Comment décririez-vous l’évolution de la situation ainsi que les dynamiques au Moyen-Orient du point de vue turc ?
En ce qui concerne la politique étrangère turque, il y a beaucoup de questions sérieuses et plusieurs défis à relever. Par exemple, la Turquie est principalement une puissance moyenne avec de grandes ambitions. Et en fin de compte, comme tout le monde parle de la Turquie, on insiste sur le fait que la Turquie est une sorte de pays pont, une sorte de terrain intermédiaire, coincé au purgatoire, un terrain ambigu du point de vue de la politique étrangère. Mais Ankara veut jouer un rôle au Moyen-Orient, dans les Balkans et dans le Caucase.
Mais lorsque nous nous concentrons sur le Moyen-Orient, il convient de souligner que la Turquie est un État-nation. Son identité d’État-nation s’accompagne d’obstacles et de limites, car l’État turc est essentiellement fondé sur l’identité turque. Contrairement à l’Empire ottoman, l’identité turque ne peut pas facilement comprendre et englober les diverses identités du Moyen-Orient.
Par conséquent, Ankara doit trouver un terrain pour communiquer et établir ses politiques et ses valeurs stratégiques au Moyen-Orient. Par exemple, lorsqu’il est nécessaire d’établir un lien entre la Turquie et Israël, le connecteur serait pour ainsi dire une identité laïque et la menace de l’islamisme. L’adoption d’une telle position peut aider à trouver un terrain d’entente avec Israël.
Dans le même temps, lorsqu’il s’agit de trouver un terrain d’entente avec les États arabes, la Turquie devrait utiliser son identité islamique. En ce qui concerne l’Iran, l’État turc devrait s’appuyer davantage sur son identité impériale pour imiter l’identité impériale iranienne.
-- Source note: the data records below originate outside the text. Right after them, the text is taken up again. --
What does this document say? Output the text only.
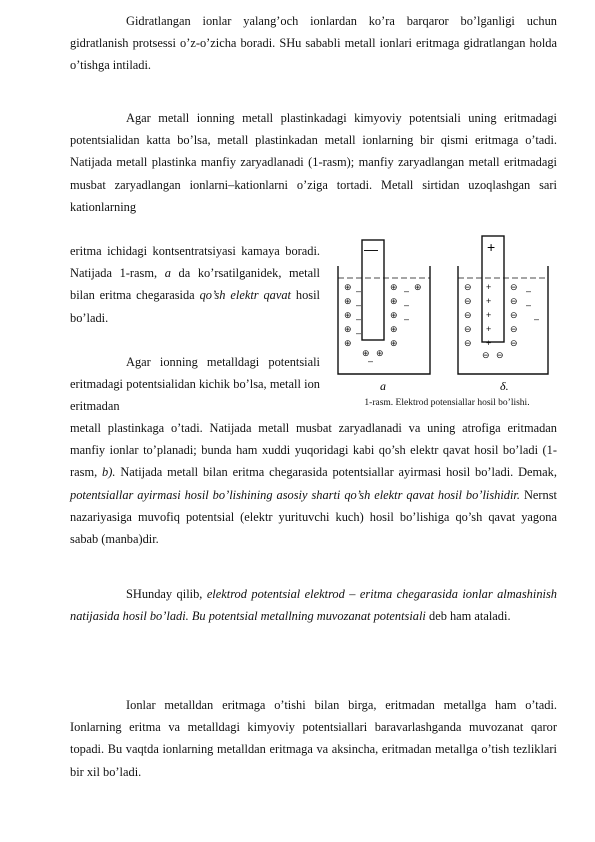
Gidratlangan ionlar yalang’och ionlardan ko’ra barqaror bo’lganligi uchun gidratlanish protsessi o’z-o’zicha boradi. SHu sababli metall ionlari eritmaga gidratlangan holda o’tishga intiladi.

Agar metall ionning metall plastinkadagi kimyoviy potentsiali uning eritmadagi potentsialidan katta bo’lsa, metall plastinkadan metall ionlarning bir qismi eritmaga o’tadi. Natijada metall plastinka manfiy zaryadlanadi (1-rasm); manfiy zaryadlangan metall eritmadagi musbat zaryadlangan ionlarni–kationlarni o’ziga tortadi. Metall sirtidan uzoqlashgan sari kationlarning

eritma ichidagi kontsentratsiyasi kamaya boradi. Natijada 1-rasm, a da ko’rsatilganidek, metall bilan eritma chegarasida qo’sh elektr qavat hosil bo’ladi.

Agar ionning metalldagi potentsiali eritmadagi potentsialidan kichik bo’lsa, metall ion eritmadan

metall plastinkaga o’tadi. Natijada metall musbat zaryadlanadi va uning atrofiga eritmadan manfiy ionlar to’planadi; bunda ham xuddi yuqoridagi kabi qo’sh elektr qavat hosil bo’ladi (1-rasm, b). Natijada metall bilan eritma chegarasida potentsiallar ayirmasi hosil bo’ladi. Demak, potentsiallar ayirmasi hosil bo’lishining asosiy sharti qo’sh elektr qavat hosil bo’lishidir. Nernst nazariyasiga muvofiq potentsial (elektr yurituvchi kuch) hosil bo’lishiga qo’sh qavat yagona sabab (manba)dir.

SHunday qilib, elektrod potentsial elektrod – eritma chegarasida ionlar almashinish natijasida hosil bo’ladi. Bu potentsial metallning muvozanat potentsiali deb ham ataladi.

Ionlar metalldan eritmaga o’tishi bilan birga, eritmadan metallga ham o’tadi. Ionlarning eritma va metalldagi kimyoviy potentsiallari baravarlashganda muvozanat qaror topadi. Bu vaqtda ionlarning metalldan eritmaga va aksincha, eritmadan metallga o’tish tezliklari bir xil bo’ladi.

⊕
⊕
⊕
⊕
⊕
–
–
–
–
⊕
⊕
⊕
⊕
⊕
–
–
–
⊕
⊕ ⊕
–
—
⊖
⊖
⊖
⊖
⊖
+
+
+
+
+
⊖
⊖
⊖
⊖
⊖
–
–
–
⊖ ⊖
+
a	δ.
1-rasm. Elektrod potensiallar hosil bo’lishi.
Par exemple, nous pouvons comparer Rome aux Perses. Mais en fin de compte, une telle position comporte des limites et des défis, parce qu’elle présente des contradictions.
Il existe également des questions structurelles au Moyen-Orient pour la Turquie, par exemple la question kurde, qui est une question inter-étatique. La question kurde ne concerne pas seulement la Turquie, mais aussi l’Iran, l’Irak et la Syrie, bien sûr, ainsi que l’Europe et les États-Unis. Les Kurdes sont aujourd’hui un facteur stratégique au Moyen-Orient et la Turquie est le pays où habitent le plus de Kurdes. Ankara doit donc trouver un moyen de comprendre et de relier la population kurde, et c’est là le véritable défi.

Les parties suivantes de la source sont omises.